De tous ces adorateurs du sport, de tous les critiques du système dans lequel nous vivons, nous attendons des réponses qui aillent au-delà des réflexions les plus banales : " le sport c'est populaire ", " on a de belles émotions ", " laissez-nous une part de rêve dans cette société de porcs et de loups "…
La majorité des militants semblent oublier une seule chose capitale : c'est à travers ce secteur particulier (l'institution sportive), qu'il faut aussi mener le combat contre la société capitaliste dans son ensemble (celle qui engendre la concurrence généralisée, l'exploitation et... le sport).

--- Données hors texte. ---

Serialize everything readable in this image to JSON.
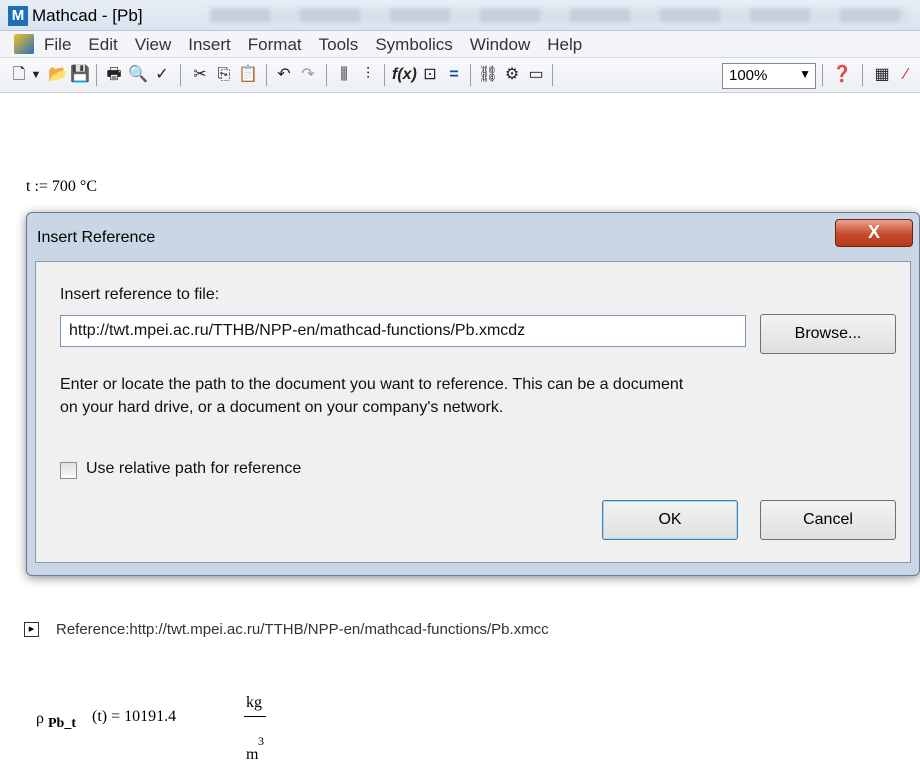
{
  "window": {
    "app_icon_letter": "M",
    "title": "Mathcad - [Pb]"
  },
  "menu": {
    "items": [
      "File",
      "Edit",
      "View",
      "Insert",
      "Format",
      "Tools",
      "Symbolics",
      "Window",
      "Help"
    ]
  },
  "toolbar": {
    "zoom": "100%"
  },
  "worksheet": {
    "assignment": "t := 700 °C",
    "reference_text": "Reference:http://twt.mpei.ac.ru/TTHB/NPP-en/mathcad-functions/Pb.xmcc",
    "rho_lhs_symbol": "ρ",
    "rho_lhs_subscript": "Pb_t",
    "rho_lhs_arg": "(t) = 10191.4",
    "unit_numerator": "kg",
    "unit_denominator": "m",
    "unit_exponent": "3"
  },
  "dialog": {
    "title": "Insert Reference",
    "close_label": "X",
    "prompt": "Insert reference to file:",
    "path_value": "http://twt.mpei.ac.ru/TTHB/NPP-en/mathcad-functions/Pb.xmcdz",
    "browse_label": "Browse...",
    "help_line1": "Enter or locate the path to the document you want to reference. This can be a document",
    "help_line2": "on your hard drive, or a document on your company's network.",
    "relative_label": "Use relative path for reference",
    "relative_checked": false,
    "ok_label": "OK",
    "cancel_label": "Cancel"
  }
}
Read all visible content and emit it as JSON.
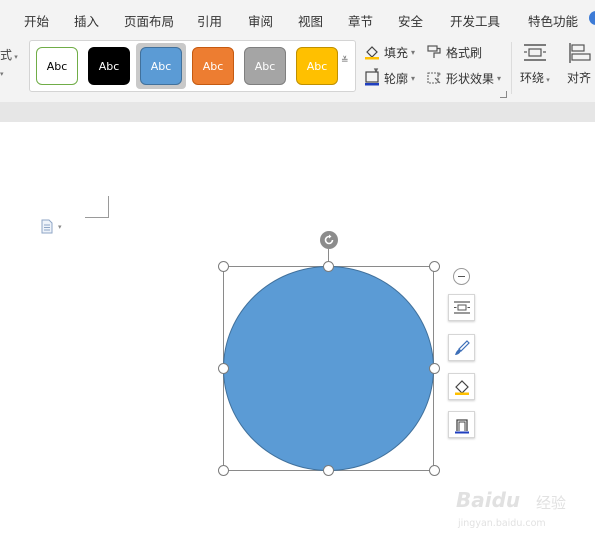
{
  "menu": {
    "items": [
      "开始",
      "插入",
      "页面布局",
      "引用",
      "审阅",
      "视图",
      "章节",
      "安全",
      "开发工具",
      "特色功能"
    ]
  },
  "ribbon": {
    "left_fragment_top": "式",
    "style_swatches": [
      {
        "label": "Abc",
        "fill": "#ffffff",
        "border": "#70ad47",
        "text_color": "#000000",
        "selected": false
      },
      {
        "label": "Abc",
        "fill": "#000000",
        "border": "#000000",
        "text_color": "#ffffff",
        "selected": false
      },
      {
        "label": "Abc",
        "fill": "#5b9bd5",
        "border": "#41719c",
        "text_color": "#ffffff",
        "selected": true
      },
      {
        "label": "Abc",
        "fill": "#ed7d31",
        "border": "#c55a11",
        "text_color": "#ffffff",
        "selected": false
      },
      {
        "label": "Abc",
        "fill": "#a5a5a5",
        "border": "#7f7f7f",
        "text_color": "#ffffff",
        "selected": false
      },
      {
        "label": "Abc",
        "fill": "#ffc000",
        "border": "#bf9000",
        "text_color": "#ffffff",
        "selected": false
      }
    ],
    "fill_label": "填充",
    "outline_label": "轮廓",
    "format_painter_label": "格式刷",
    "shape_effects_label": "形状效果",
    "wrap_label": "环绕",
    "align_label": "对齐"
  },
  "colors": {
    "shape_fill": "#5b9bd5",
    "shape_border": "#41719c",
    "ribbon_bg": "#f3f3f3",
    "accent": "#3d7bd6"
  },
  "watermark": {
    "brand": "Baidu",
    "cn": "经验",
    "url": "jingyan.baidu.com"
  }
}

Ils ne doivent plus rechigner aux joutes intellectuelles sur cette institution et sur son idéologie. Le débat pourrait être lancé dans vos publications par les questions suivantes (la liste est loin d'être exhaustive) :
- Pourquoi la confusion sur la définition même du sport (très largement confondu avec la simple activité physique) est-elle largement entretenue ?
- Le sport n'est-il pas " mangé par les mythes " : mythe de sa pérennité, mythe du sport perverti, mythe de l'apolitisme, de la démocratisation, mythe du sport remède aux fléaux de la société ?
- Le sport, dans sa forme, son organisation d'aujourd'hui n'est-il pas né dans la 2ème moitié du 19ème siècle, avec le capitalisme industriel ?
- L'idéal olympique et sportif de pureté, de loyauté, de fraternité ne fait-il pas référence au monde de l'Age d'Or, le monde des horloges arrêtées, de l'Histoire immobile ?
- Peut-il y avoir une éthique sportive alors même que le sport est un lieu d'affrontement et de compétition forgée sur le modèle du rendement, de la performance et du record (et cela, à tous les niveaux) ?
- Pourquoi les discours sur les prétendues déviations du sport (violence, tricherie, dopage, mercantilisation, etc.) n'ont-ils pas varié depuis un siècle ?
- Lutter contre les " excès " du sport-business, n'est-ce pas oublier de se poser la question essentielle : dans notre société du profit est-il simplement pensable d'extraire l'une de ses institutions à la loi dominante ?
- La triche, la dope, le fric, la violence, l'entraînement intensif et souvent précoce sont-ils des " dérives " ou des éléments intrinsèques au sport ?
- Le sport peut-il être régulé ou, ses " errements " lui étant consubstantiels, doit-il être combattu sans relâche ?

Discuter ses " valeurs "

- Est-il possible de s'interroger sur le spectacle des foules ? La jouissance des fanatiques du sport exclut-elle leur aliénation ?
- Tous ces sportifs en perpétuelle recherche de dépassement (de soi et de l'Autre), tous ces passionnés de la souffrance donnent-ils une image de progrès de la civilisation ou de régression, voire de barbarie ?
- En quoi le sport a-t-il fait avancer la cause des femmes ?
- Est-ce politiquement incorrect de se demander si loin d'être une fête, les rassemblements sportifs ne sont pas autant d'affrontements sociaux sublimés dans la confusion émotionnelle ?
- Est-ce élitiste de dire que le sport est un élément majeur de destruction de la conscience de classe ? Ou d'encourager, par démagogie ou ignorance, ces " illusions brillantes qui nous masquent le tragique de la vie " ?
- Quel modèle de vie le sport nous propose-t-il ? Est-il un simple divertissement qui colonise le monde vécu par médias interposés ou une vision du monde ?
- Quelles valeurs véhicule-t-il ? Sont-elles sans danger ?

Le rôle de la critique est d'inciter à la réflexion (et non à l'acclamation). Au royaume de la pensée alignée (merveilleux pendant de la pensée unique), ce qui dérange c'est d'imaginer non plus le sport comme une zone neutre, une molécule libre mais comme une institution sociale complexe intégrée aux rouages de la société qui l'a enfantée et asservie au système économico-politique global. Théoriser sur le sport, c'est aussi théoriser sur le système capitaliste. Qu'on se le dise : on ne peut pas être un sportif ou un non-sportif innocemment.